Hyperliquid is accessed through its official web interface, which connects to popular self-custody wallets. Users typically bridge USDC from compatible networks such as Arbitrum into the Hyperliquid Layer-1, after which the funds become available as trading collateral inside the platform. From there, traders can view the on-chain order book, place market or limit orders, configure leverage within the limits defined for each market, and manage open positions, stop orders, and funding exposure. Because the platform is non-custodial, withdrawals back to the source chain are processed on-chain rather than approved by a central operator, and users retain control of their private keys at all times. Availability and access may vary by jurisdiction depending on local regulations, and individuals should review the rules that apply in their region before participating.
How does Hyperliquid compare with other decentralized perpetual exchanges?

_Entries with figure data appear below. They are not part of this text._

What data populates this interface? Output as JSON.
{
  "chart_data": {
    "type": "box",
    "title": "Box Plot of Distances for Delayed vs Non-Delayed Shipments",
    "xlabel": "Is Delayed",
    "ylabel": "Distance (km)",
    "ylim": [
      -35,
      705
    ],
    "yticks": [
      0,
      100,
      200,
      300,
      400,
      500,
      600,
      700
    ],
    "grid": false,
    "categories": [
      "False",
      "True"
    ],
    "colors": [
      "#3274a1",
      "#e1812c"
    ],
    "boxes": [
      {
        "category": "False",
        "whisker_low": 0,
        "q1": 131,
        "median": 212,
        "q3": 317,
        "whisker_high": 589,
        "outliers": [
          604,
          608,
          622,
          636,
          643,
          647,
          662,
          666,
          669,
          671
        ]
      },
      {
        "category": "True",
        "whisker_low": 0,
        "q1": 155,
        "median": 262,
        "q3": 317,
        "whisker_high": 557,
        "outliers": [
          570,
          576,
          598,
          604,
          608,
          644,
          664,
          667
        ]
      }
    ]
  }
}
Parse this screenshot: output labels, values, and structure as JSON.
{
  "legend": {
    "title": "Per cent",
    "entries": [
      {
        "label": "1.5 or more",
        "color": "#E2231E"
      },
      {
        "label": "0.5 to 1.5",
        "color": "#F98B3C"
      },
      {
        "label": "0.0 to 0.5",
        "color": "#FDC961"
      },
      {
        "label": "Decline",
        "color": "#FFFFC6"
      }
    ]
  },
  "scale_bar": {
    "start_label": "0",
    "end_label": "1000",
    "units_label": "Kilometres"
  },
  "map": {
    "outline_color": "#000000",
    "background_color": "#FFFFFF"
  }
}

Hyperliquid distinguishes itself from earlier decentralized perpetual exchanges primarily through its choice to operate a fully on-chain central limit order book on a purpose-built Layer-1, rather than relying on automated market maker style virtual liquidity, oracle-priced synthetic markets, or off-chain matching engines paired with on-chain settlement. This design aims to combine the familiar experience of centralized derivatives platforms — visible order depth, granular limit orders, and tight spreads on liquid pairs — with the transparency, self-custody, and verifiability that define on-chain finance. In practice, this means market depth, funding rates, liquidation queues, and order flow can be inspected directly from chain data. Competitors in the perpetual DEX category include protocols built on general-purpose Layer-1s and Layer-2 networks, each with different trade-offs around fees, latency, asset coverage, and the level of decentralization in sequencing and matching.
What are the main risks and regulatory considerations for using Hyperliquid?

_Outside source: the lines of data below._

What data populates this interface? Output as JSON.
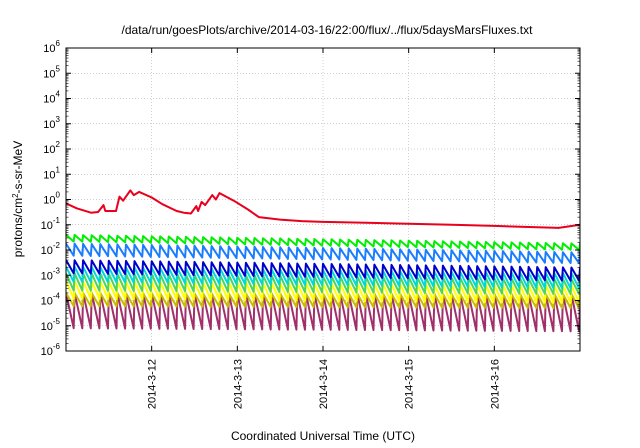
{
  "chart_data": {
    "type": "line",
    "title": "/data/run/goesPlots/archive/2014-03-16/22:00/flux/../flux/5daysMarsFluxes.txt",
    "xlabel": "Coordinated Universal Time (UTC)",
    "ylabel_parts": {
      "pre": "protons/cm",
      "sup": "2",
      "post": "-s-sr-MeV"
    },
    "x_range_days": [
      "2014-03-11",
      "2014-03-17"
    ],
    "x_ticks": [
      "2014-3-12",
      "2014-3-13",
      "2014-3-14",
      "2014-3-15",
      "2014-3-16"
    ],
    "y_scale": "log",
    "ylim": [
      1e-06,
      1000000.0
    ],
    "y_ticks": [
      {
        "base": "10",
        "exp": "-6"
      },
      {
        "base": "10",
        "exp": "-5"
      },
      {
        "base": "10",
        "exp": "-4"
      },
      {
        "base": "10",
        "exp": "-3"
      },
      {
        "base": "10",
        "exp": "-2"
      },
      {
        "base": "10",
        "exp": "-1"
      },
      {
        "base": "10",
        "exp": "0"
      },
      {
        "base": "10",
        "exp": "1"
      },
      {
        "base": "10",
        "exp": "2"
      },
      {
        "base": "10",
        "exp": "3"
      },
      {
        "base": "10",
        "exp": "4"
      },
      {
        "base": "10",
        "exp": "5"
      },
      {
        "base": "10",
        "exp": "6"
      }
    ],
    "grid": true,
    "series_style": "sawtooth",
    "sawtooth_period_hours": 2.4,
    "series": [
      {
        "color": "#e8001c",
        "points": [
          [
            "2014-03-11 00:00",
            0.7
          ],
          [
            "2014-03-11 03:00",
            0.45
          ],
          [
            "2014-03-11 07:00",
            0.3
          ],
          [
            "2014-03-11 09:00",
            0.32
          ],
          [
            "2014-03-11 10:30",
            0.6
          ],
          [
            "2014-03-11 11:00",
            0.35
          ],
          [
            "2014-03-11 14:00",
            0.35
          ],
          [
            "2014-03-11 15:00",
            1.3
          ],
          [
            "2014-03-11 16:00",
            0.9
          ],
          [
            "2014-03-11 18:00",
            2.3
          ],
          [
            "2014-03-11 19:00",
            1.5
          ],
          [
            "2014-03-11 20:30",
            2.0
          ],
          [
            "2014-03-12 00:00",
            1.2
          ],
          [
            "2014-03-12 03:00",
            0.65
          ],
          [
            "2014-03-12 07:00",
            0.35
          ],
          [
            "2014-03-12 09:00",
            0.3
          ],
          [
            "2014-03-12 11:00",
            0.28
          ],
          [
            "2014-03-12 12:30",
            0.55
          ],
          [
            "2014-03-12 13:00",
            0.35
          ],
          [
            "2014-03-12 14:00",
            0.8
          ],
          [
            "2014-03-12 15:00",
            0.6
          ],
          [
            "2014-03-12 17:00",
            1.5
          ],
          [
            "2014-03-12 18:00",
            1.0
          ],
          [
            "2014-03-12 19:00",
            1.8
          ],
          [
            "2014-03-12 23:00",
            0.9
          ],
          [
            "2014-03-13 03:00",
            0.4
          ],
          [
            "2014-03-13 06:00",
            0.2
          ],
          [
            "2014-03-13 12:00",
            0.16
          ],
          [
            "2014-03-13 18:00",
            0.14
          ],
          [
            "2014-03-14 00:00",
            0.13
          ],
          [
            "2014-03-14 12:00",
            0.12
          ],
          [
            "2014-03-15 00:00",
            0.11
          ],
          [
            "2014-03-15 12:00",
            0.1
          ],
          [
            "2014-03-16 00:00",
            0.09
          ],
          [
            "2014-03-16 12:00",
            0.08
          ],
          [
            "2014-03-16 18:00",
            0.075
          ],
          [
            "2014-03-17 00:00",
            0.1
          ]
        ]
      },
      {
        "color": "#00ee00",
        "high": [
          0.04,
          0.018
        ],
        "low": [
          0.022,
          0.01
        ]
      },
      {
        "color": "#1a7dff",
        "high": [
          0.018,
          0.008
        ],
        "low": [
          0.006,
          0.003
        ]
      },
      {
        "color": "#0000cc",
        "high": [
          0.004,
          0.002
        ],
        "low": [
          0.0012,
          0.0006
        ]
      },
      {
        "color": "#00d8d8",
        "high": [
          0.0022,
          0.0012
        ],
        "low": [
          0.00055,
          0.0003
        ]
      },
      {
        "color": "#4ed45a",
        "high": [
          0.0012,
          0.0007
        ],
        "low": [
          0.00025,
          0.00018
        ]
      },
      {
        "color": "#ffff00",
        "high": [
          0.0006,
          0.0004
        ],
        "low": [
          0.00012,
          8e-05
        ]
      },
      {
        "color": "#c8bb00",
        "high": [
          0.0002,
          0.00018
        ],
        "low": [
          6e-05,
          5e-05
        ]
      },
      {
        "color": "#a0306a",
        "high": [
          0.0002,
          0.00018
        ],
        "low": [
          8e-06,
          6e-06
        ]
      }
    ]
  }
}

As with any decentralized derivatives platform, using Hyperliquid involves several categories of risk that participants should understand before allocating capital. Smart contract and protocol risk apply to the on-chain code that governs trading, settlement, and the underlying Layer-1 consensus, since unforeseen bugs or design issues could affect funds or positions. Market risk, including the potential for rapid liquidation during volatile price action, is inherent to any leveraged perpetual trading and can be amplified by higher leverage selections. Liquidity and slippage risk may surface in thinly traded markets or during extreme moves, and oracle or validator-level issues are additional considerations specific to chain-based venues. From a regulatory perspective, the legal status of decentralized perpetual exchanges varies significantly across jurisdictions, and access to such platforms may be restricted or subject to specific requirements in certain countries. Users are responsible for understanding the laws that apply to them and for safeguarding their own private keys, since self-custody platforms do not provide the account recovery options associated with centralized intermediaries.